Generalization of the Brauer Theorem to Matrix Polynomials and Matrix Laurent Series
Provides theoretical extensions for eigenvalue modification in matrix functions, relevant to numerical linear algebra and systems theory, but is incremental.
The paper extends Brauer's theorem, which modifies a single eigenvalue of a matrix via rank-one perturbation, to matrix polynomials and Laurent series, enabling shifting sets of eigenvalues while preserving canonical factorizations. Explicit factorizations and conditions are provided.

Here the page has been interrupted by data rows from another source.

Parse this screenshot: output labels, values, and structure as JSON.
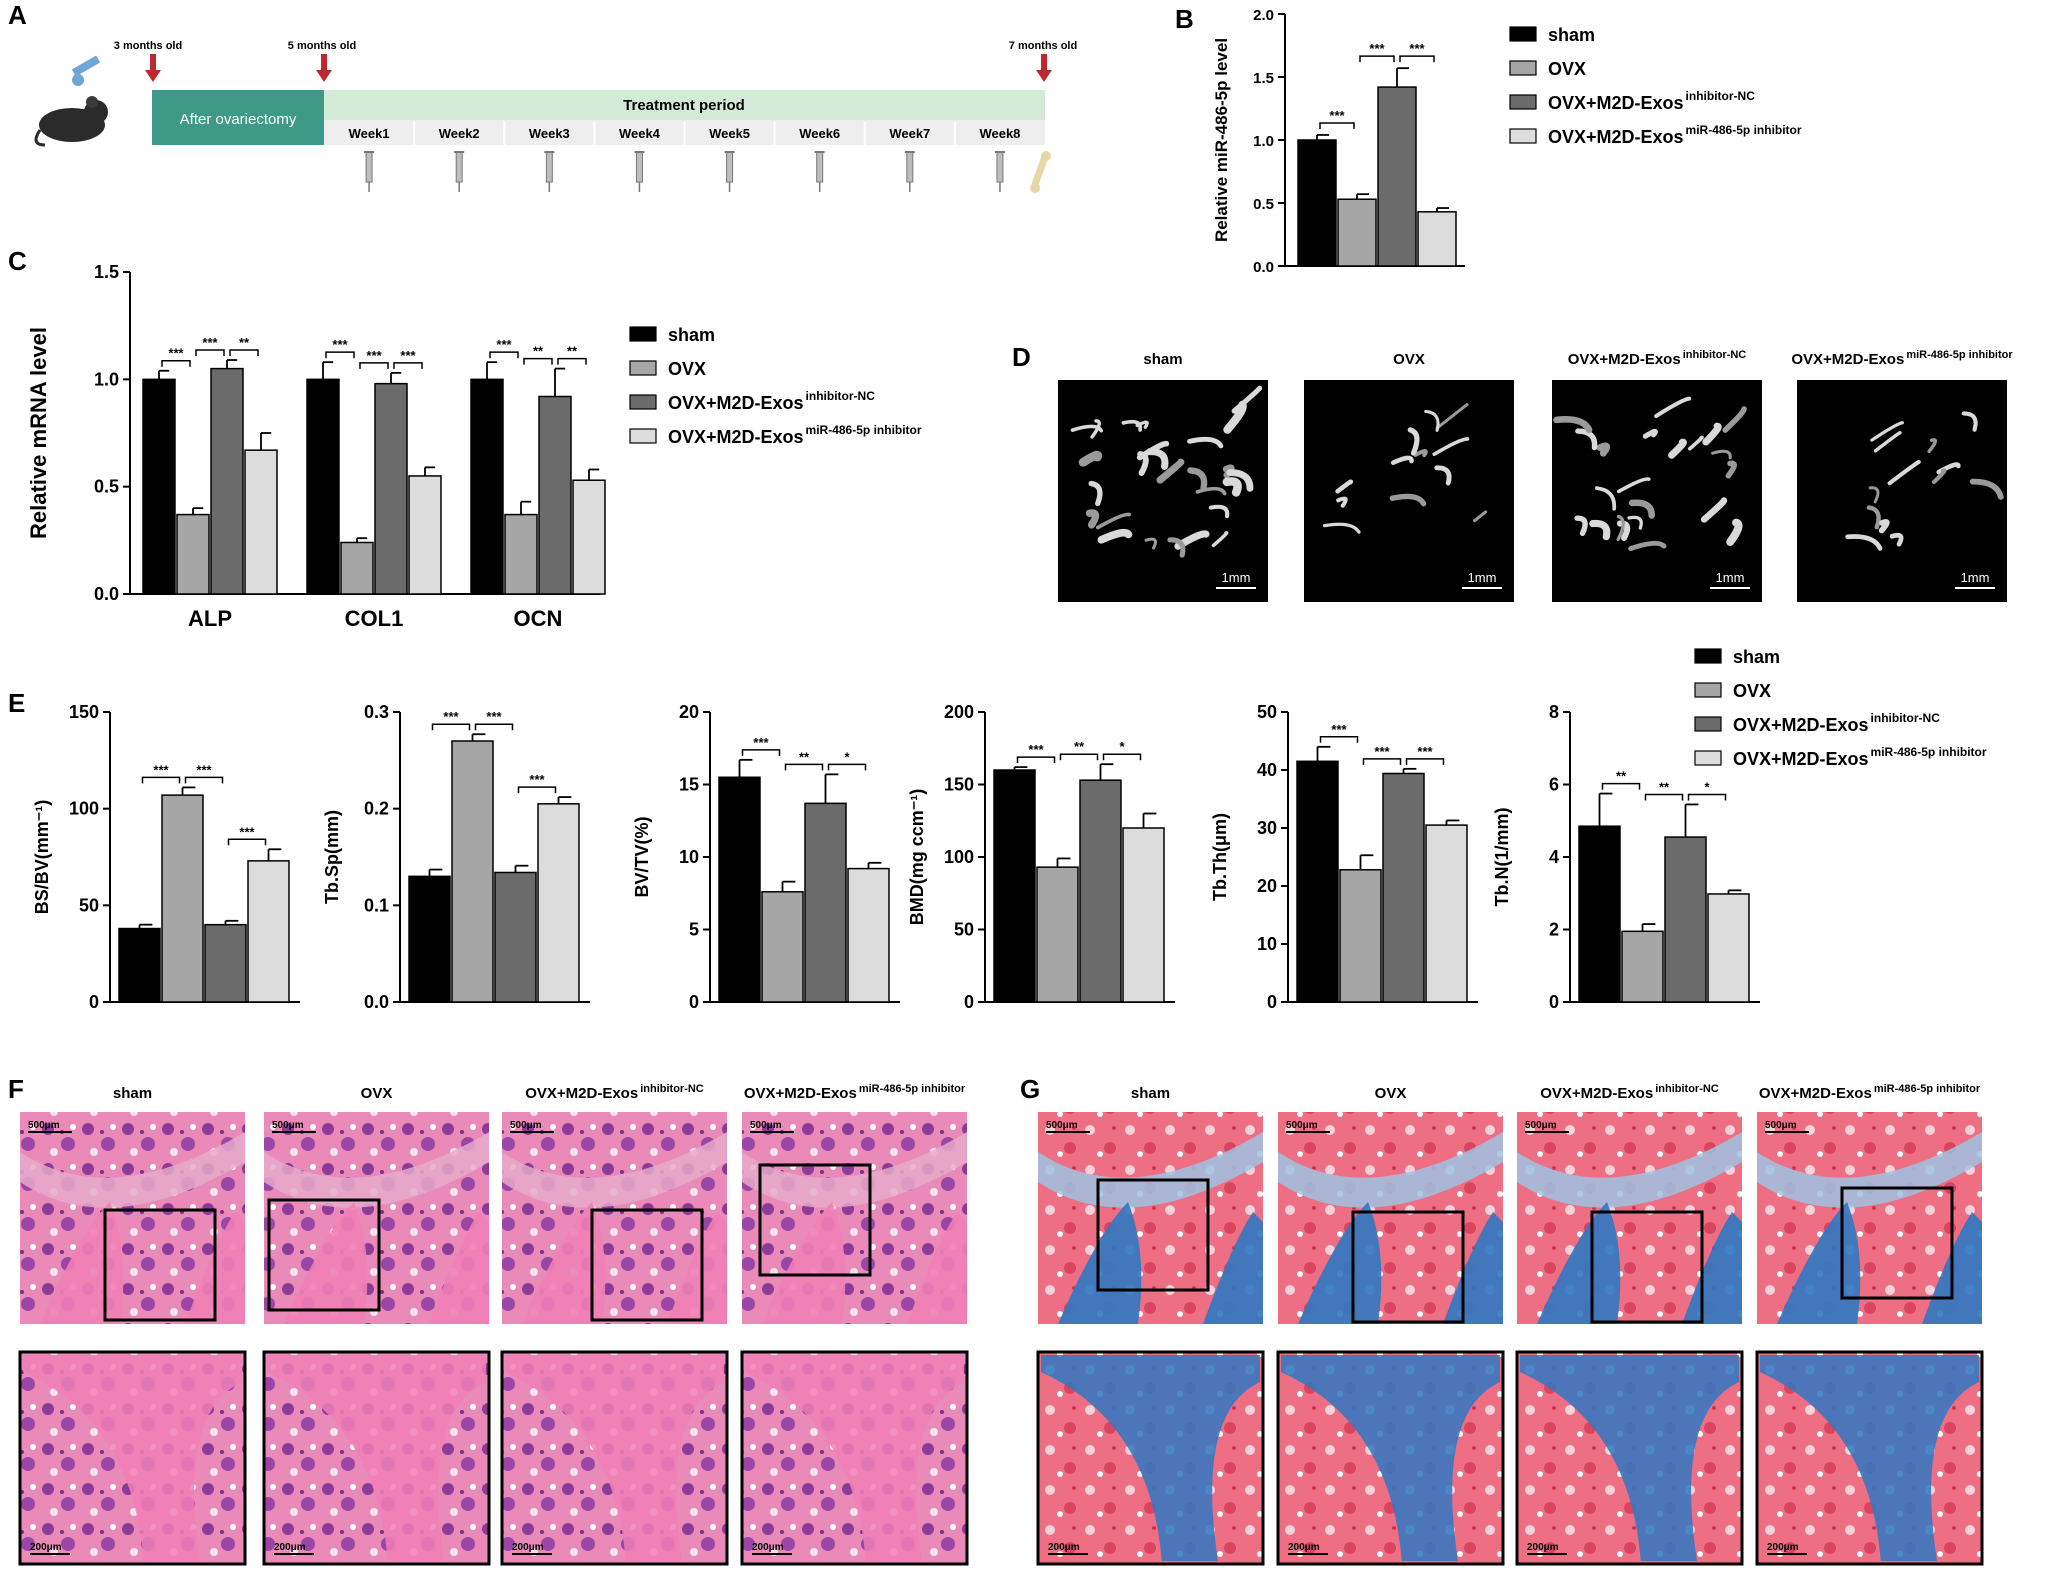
{
  "colors": {
    "sham": "#000000",
    "ovx": "#a6a6a6",
    "nc": "#6b6b6b",
    "inh": "#dcdcdc",
    "timeline_green": "#8fbf98",
    "timeline_band": "#d9ecd9",
    "arrow": "#c0282d",
    "he_pink": "#e884b4",
    "he_purple": "#9a3f9e",
    "masson_blue": "#3b7fc4",
    "masson_red": "#e14b63"
  },
  "panel_labels": {
    "A": "A",
    "B": "B",
    "C": "C",
    "D": "D",
    "E": "E",
    "F": "F",
    "G": "G"
  },
  "timeline": {
    "ages": [
      "3 months old",
      "5 months old",
      "7 months old"
    ],
    "after_label": "After ovariectomy",
    "treatment_label": "Treatment period",
    "weeks": [
      "Week1",
      "Week2",
      "Week3",
      "Week4",
      "Week5",
      "Week6",
      "Week7",
      "Week8"
    ],
    "icons": [
      "mouse-icon",
      "syringe-icon",
      "bone-icon"
    ]
  },
  "legend": {
    "items": [
      {
        "key": "sham",
        "label": "sham",
        "sup": ""
      },
      {
        "key": "ovx",
        "label": "OVX",
        "sup": ""
      },
      {
        "key": "nc",
        "label": "OVX+M2D-Exos",
        "sup": "inhibitor-NC"
      },
      {
        "key": "inh",
        "label": "OVX+M2D-Exos",
        "sup": "miR-486-5p inhibitor"
      }
    ]
  },
  "chart_data": [
    {
      "id": "B",
      "type": "bar",
      "ylabel": "Relative  miR-486-5p level",
      "ylim": [
        0,
        2.0
      ],
      "yticks": [
        "0.0",
        "0.5",
        "1.0",
        "1.5",
        "2.0"
      ],
      "categories": [
        ""
      ],
      "series": [
        {
          "name": "sham",
          "values": [
            1.0
          ],
          "err": [
            0.04
          ]
        },
        {
          "name": "OVX",
          "values": [
            0.53
          ],
          "err": [
            0.04
          ]
        },
        {
          "name": "OVX+M2D-Exos inhibitor-NC",
          "values": [
            1.42
          ],
          "err": [
            0.15
          ]
        },
        {
          "name": "OVX+M2D-Exos miR-486-5p inhibitor",
          "values": [
            0.43
          ],
          "err": [
            0.03
          ]
        }
      ],
      "sig": [
        {
          "from": 0,
          "to": 1,
          "label": "***"
        },
        {
          "from": 1,
          "to": 2,
          "label": "***"
        },
        {
          "from": 2,
          "to": 3,
          "label": "***"
        }
      ]
    },
    {
      "id": "C",
      "type": "bar",
      "ylabel": "Relative  mRNA level",
      "ylim": [
        0,
        1.5
      ],
      "yticks": [
        "0.0",
        "0.5",
        "1.0",
        "1.5"
      ],
      "categories": [
        "ALP",
        "COL1",
        "OCN"
      ],
      "series": [
        {
          "name": "sham",
          "values": [
            1.0,
            1.0,
            1.0
          ],
          "err": [
            0.04,
            0.08,
            0.08
          ]
        },
        {
          "name": "OVX",
          "values": [
            0.37,
            0.24,
            0.37
          ],
          "err": [
            0.03,
            0.02,
            0.06
          ]
        },
        {
          "name": "OVX+M2D-Exos inhibitor-NC",
          "values": [
            1.05,
            0.98,
            0.92
          ],
          "err": [
            0.04,
            0.05,
            0.13
          ]
        },
        {
          "name": "OVX+M2D-Exos miR-486-5p inhibitor",
          "values": [
            0.67,
            0.55,
            0.53
          ],
          "err": [
            0.08,
            0.04,
            0.05
          ]
        }
      ],
      "sig": [
        {
          "cat": 0,
          "from": 0,
          "to": 1,
          "label": "***"
        },
        {
          "cat": 0,
          "from": 1,
          "to": 2,
          "label": "***"
        },
        {
          "cat": 0,
          "from": 2,
          "to": 3,
          "label": "**"
        },
        {
          "cat": 1,
          "from": 0,
          "to": 1,
          "label": "***"
        },
        {
          "cat": 1,
          "from": 1,
          "to": 2,
          "label": "***"
        },
        {
          "cat": 1,
          "from": 2,
          "to": 3,
          "label": "***"
        },
        {
          "cat": 2,
          "from": 0,
          "to": 1,
          "label": "***"
        },
        {
          "cat": 2,
          "from": 1,
          "to": 2,
          "label": "**"
        },
        {
          "cat": 2,
          "from": 2,
          "to": 3,
          "label": "**"
        }
      ]
    },
    {
      "id": "E1",
      "type": "bar",
      "ylabel": "BS/BV(mm⁻¹)",
      "ylim": [
        0,
        150
      ],
      "yticks": [
        "0",
        "50",
        "100",
        "150"
      ],
      "categories": [
        ""
      ],
      "series": [
        {
          "name": "sham",
          "values": [
            38
          ],
          "err": [
            2
          ]
        },
        {
          "name": "OVX",
          "values": [
            107
          ],
          "err": [
            4
          ]
        },
        {
          "name": "OVX+M2D-Exos inhibitor-NC",
          "values": [
            40
          ],
          "err": [
            2
          ]
        },
        {
          "name": "OVX+M2D-Exos miR-486-5p inhibitor",
          "values": [
            73
          ],
          "err": [
            6
          ]
        }
      ],
      "sig": [
        {
          "from": 0,
          "to": 1,
          "label": "***"
        },
        {
          "from": 1,
          "to": 2,
          "label": "***"
        },
        {
          "from": 2,
          "to": 3,
          "label": "***"
        }
      ]
    },
    {
      "id": "E2",
      "type": "bar",
      "ylabel": "Tb.Sp(mm)",
      "ylim": [
        0,
        0.3
      ],
      "yticks": [
        "0.0",
        "0.1",
        "0.2",
        "0.3"
      ],
      "categories": [
        ""
      ],
      "series": [
        {
          "name": "sham",
          "values": [
            0.13
          ],
          "err": [
            0.007
          ]
        },
        {
          "name": "OVX",
          "values": [
            0.27
          ],
          "err": [
            0.007
          ]
        },
        {
          "name": "OVX+M2D-Exos inhibitor-NC",
          "values": [
            0.134
          ],
          "err": [
            0.007
          ]
        },
        {
          "name": "OVX+M2D-Exos miR-486-5p inhibitor",
          "values": [
            0.205
          ],
          "err": [
            0.007
          ]
        }
      ],
      "sig": [
        {
          "from": 0,
          "to": 1,
          "label": "***"
        },
        {
          "from": 1,
          "to": 2,
          "label": "***"
        },
        {
          "from": 2,
          "to": 3,
          "label": "***"
        }
      ]
    },
    {
      "id": "E3",
      "type": "bar",
      "ylabel": "BV/TV(%)",
      "ylim": [
        0,
        20
      ],
      "yticks": [
        "0",
        "5",
        "10",
        "15",
        "20"
      ],
      "categories": [
        ""
      ],
      "series": [
        {
          "name": "sham",
          "values": [
            15.5
          ],
          "err": [
            1.2
          ]
        },
        {
          "name": "OVX",
          "values": [
            7.6
          ],
          "err": [
            0.7
          ]
        },
        {
          "name": "OVX+M2D-Exos inhibitor-NC",
          "values": [
            13.7
          ],
          "err": [
            2.0
          ]
        },
        {
          "name": "OVX+M2D-Exos miR-486-5p inhibitor",
          "values": [
            9.2
          ],
          "err": [
            0.4
          ]
        }
      ],
      "sig": [
        {
          "from": 0,
          "to": 1,
          "label": "***"
        },
        {
          "from": 1,
          "to": 2,
          "label": "**"
        },
        {
          "from": 2,
          "to": 3,
          "label": "*"
        }
      ]
    },
    {
      "id": "E4",
      "type": "bar",
      "ylabel": "BMD(mg ccm⁻¹)",
      "ylim": [
        0,
        200
      ],
      "yticks": [
        "0",
        "50",
        "100",
        "150",
        "200"
      ],
      "categories": [
        ""
      ],
      "series": [
        {
          "name": "sham",
          "values": [
            160
          ],
          "err": [
            2
          ]
        },
        {
          "name": "OVX",
          "values": [
            93
          ],
          "err": [
            6
          ]
        },
        {
          "name": "OVX+M2D-Exos inhibitor-NC",
          "values": [
            153
          ],
          "err": [
            11
          ]
        },
        {
          "name": "OVX+M2D-Exos miR-486-5p inhibitor",
          "values": [
            120
          ],
          "err": [
            10
          ]
        }
      ],
      "sig": [
        {
          "from": 0,
          "to": 1,
          "label": "***"
        },
        {
          "from": 1,
          "to": 2,
          "label": "**"
        },
        {
          "from": 2,
          "to": 3,
          "label": "*"
        }
      ]
    },
    {
      "id": "E5",
      "type": "bar",
      "ylabel": "Tb.Th(μm)",
      "ylim": [
        0,
        50
      ],
      "yticks": [
        "0",
        "10",
        "20",
        "30",
        "40",
        "50"
      ],
      "categories": [
        ""
      ],
      "series": [
        {
          "name": "sham",
          "values": [
            41.5
          ],
          "err": [
            2.5
          ]
        },
        {
          "name": "OVX",
          "values": [
            22.8
          ],
          "err": [
            2.5
          ]
        },
        {
          "name": "OVX+M2D-Exos inhibitor-NC",
          "values": [
            39.4
          ],
          "err": [
            0.8
          ]
        },
        {
          "name": "OVX+M2D-Exos miR-486-5p inhibitor",
          "values": [
            30.5
          ],
          "err": [
            0.8
          ]
        }
      ],
      "sig": [
        {
          "from": 0,
          "to": 1,
          "label": "***"
        },
        {
          "from": 1,
          "to": 2,
          "label": "***"
        },
        {
          "from": 2,
          "to": 3,
          "label": "***"
        }
      ]
    },
    {
      "id": "E6",
      "type": "bar",
      "ylabel": "Tb.N(1/mm)",
      "ylim": [
        0,
        8
      ],
      "yticks": [
        "0",
        "2",
        "4",
        "6",
        "8"
      ],
      "categories": [
        ""
      ],
      "series": [
        {
          "name": "sham",
          "values": [
            4.85
          ],
          "err": [
            0.9
          ]
        },
        {
          "name": "OVX",
          "values": [
            1.95
          ],
          "err": [
            0.2
          ]
        },
        {
          "name": "OVX+M2D-Exos inhibitor-NC",
          "values": [
            4.55
          ],
          "err": [
            0.9
          ]
        },
        {
          "name": "OVX+M2D-Exos miR-486-5p inhibitor",
          "values": [
            2.98
          ],
          "err": [
            0.1
          ]
        }
      ],
      "sig": [
        {
          "from": 0,
          "to": 1,
          "label": "**"
        },
        {
          "from": 1,
          "to": 2,
          "label": "**"
        },
        {
          "from": 2,
          "to": 3,
          "label": "*"
        }
      ]
    }
  ],
  "microct": {
    "titles": [
      {
        "label": "sham",
        "sup": ""
      },
      {
        "label": "OVX",
        "sup": ""
      },
      {
        "label": "OVX+M2D-Exos",
        "sup": "inhibitor-NC"
      },
      {
        "label": "OVX+M2D-Exos",
        "sup": "miR-486-5p inhibitor"
      }
    ],
    "scale_label": "1mm"
  },
  "histology": {
    "titles": [
      {
        "label": "sham",
        "sup": ""
      },
      {
        "label": "OVX",
        "sup": ""
      },
      {
        "label": "OVX+M2D-Exos",
        "sup": "inhibitor-NC"
      },
      {
        "label": "OVX+M2D-Exos",
        "sup": "miR-486-5p inhibitor"
      }
    ],
    "scale_top": "500μm",
    "scale_bottom": "200μm"
  }
}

Given a square matrix $A$, Brauer's theorem [Duke Math. J. 19 (1952), 75--91] shows how to modify one single eigenvalue of $A$ via a rank-one perturbation, without changing any of the remaining eigenvalues. We reformulate Brauer's theorem in functional form and provide extensions to matrix polynomials and to matrix Laurent series $A(z)$ together with generalizations to shifting a set of eigenvalues. We provide conditions under which the modified function $\widetilde A(z)$ has a canonical factorization $\widetilde A(z)=\widetilde U(z)\widetilde L(z^{-1})$ and we provide explicit expressions of the factors $\widetilde U(z)$ and $\widetilde L(z)$. Similar conditions and expressions are given for the factorization of $\widetilde A(z^{-1})$. Some applications are discussed.